The WTI (West Texas Intermediate) crude oil discount over Brent crude oil narrowed at the start of the week. The WTI-Brent spread narrowed from $3.15 per barrel on November 27 to $2.59 per barrel on December 1. Also, the WTI-Brent spread was $3–$3.2 per barrel in the week ending November 27. It narrowed from the beginning of the week.
WTI-Brent spread narrowed
Brent started well compared to WTI at the beginning of last week. However, geopolitical tensions in the Middle East weighed on the Brent crude oil prices. So, the WTI-Brent spread widened. It settled at $3.25 per barrel on November 24. After bullish inventory data from the EIA (U.S. Energy Information Administration) on November 25, the WTI-Brent spread widened to $3.15 per barrel on November 27.

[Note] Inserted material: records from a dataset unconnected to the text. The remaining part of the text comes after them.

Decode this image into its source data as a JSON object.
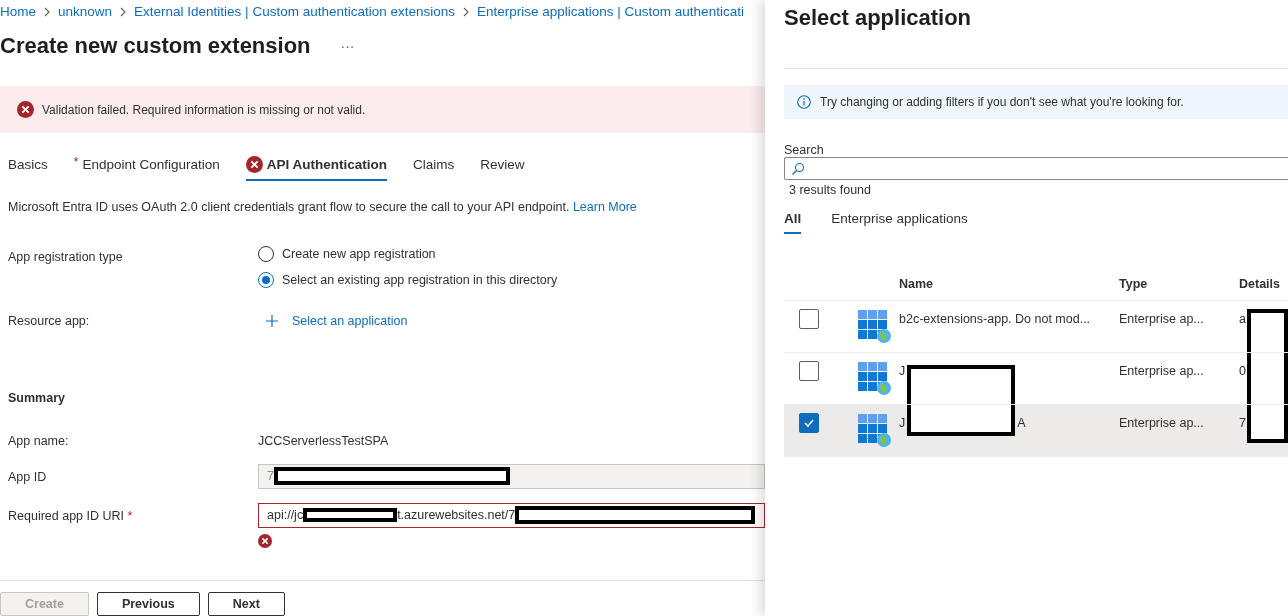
{
  "breadcrumb": [
    "Home",
    "unknown",
    "External Identities | Custom authentication extensions",
    "Enterprise applications | Custom authenticati"
  ],
  "page": {
    "title": "Create new custom extension",
    "more": "···"
  },
  "error_banner": {
    "message": "Validation failed. Required information is missing or not valid."
  },
  "tabs": [
    {
      "label": "Basics",
      "selected": false,
      "required": false,
      "error": false
    },
    {
      "label": "Endpoint Configuration",
      "selected": false,
      "required": true,
      "error": false
    },
    {
      "label": "API Authentication",
      "selected": true,
      "required": false,
      "error": true
    },
    {
      "label": "Claims",
      "selected": false,
      "required": false,
      "error": false
    },
    {
      "label": "Review",
      "selected": false,
      "required": false,
      "error": false
    }
  ],
  "description": {
    "text": "Microsoft Entra ID uses OAuth 2.0 client credentials grant flow to secure the call to your API endpoint.",
    "link": "Learn More"
  },
  "app_registration_type": {
    "label": "App registration type",
    "options": [
      {
        "label": "Create new app registration",
        "selected": false
      },
      {
        "label": "Select an existing app registration in this directory",
        "selected": true
      }
    ]
  },
  "resource_app": {
    "label": "Resource app:",
    "action": "Select an application"
  },
  "summary": {
    "heading": "Summary",
    "app_name_label": "App name:",
    "app_name": "JCCServerlessTestSPA",
    "app_id_label": "App ID",
    "app_id_visible": "7",
    "uri_label": "Required app ID URI",
    "uri_required_mark": "*",
    "uri_start": "api://jc",
    "uri_middle": "t.azurewebsites.net/7",
    "uri_error": true
  },
  "footer_buttons": [
    {
      "label": "Create",
      "disabled": true
    },
    {
      "label": "Previous",
      "disabled": false
    },
    {
      "label": "Next",
      "disabled": false
    }
  ],
  "panel": {
    "title": "Select application",
    "info": "Try changing or adding filters if you don't see what you're looking for.",
    "search_label": "Search",
    "results": "3 results found",
    "tabs": [
      {
        "label": "All",
        "selected": true
      },
      {
        "label": "Enterprise applications",
        "selected": false
      }
    ],
    "columns": [
      "Name",
      "Type",
      "Details"
    ],
    "rows": [
      {
        "name_start": "b2c-extensions-app. Do not mod...",
        "name_end": "",
        "type": "Enterprise ap...",
        "details": "a",
        "selected": false
      },
      {
        "name_start": "J",
        "name_end": "",
        "type": "Enterprise ap...",
        "details": "0",
        "selected": false
      },
      {
        "name_start": "J",
        "name_end": "A",
        "type": "Enterprise ap...",
        "details": "7",
        "selected": true
      }
    ]
  }
}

At the beginning of this week, the WTI-Brent spread narrowed due to a fall in the Brent crude oil prices. While WTI prices are steady, Brent prices fell because the analysts didn’t expect production cuts from Saudi Arabia ahead of OPEC’s (Organization of the Petroleum Exporting Countries) meeting. At the same time, WTI prices rose slightly due to expectations of higher fuel usage by refineries. The EPA (Environmental Protection Agency) raised the standards. Any positive outcome regarding the production cuts could boost WTI prices. This would result in a narrowed spread.
What’s the impact?
A narrower WTI-Brent spread is a positive indication for US oil producers. Due to the narrower WTI-Brent spread, US oil producers get the same money for their produced products compared to the international producers. This allows US producers to export crude oil to other countries due to benchmarking with international crude oil prices. It increases domestic crude oil producers’ profitability like Apache (APA), Hess (HES), Anadarko Petroleum (APC), EP Energy (EPE), ConocoPhillips (COP), and Oasis Petroleum (OAS).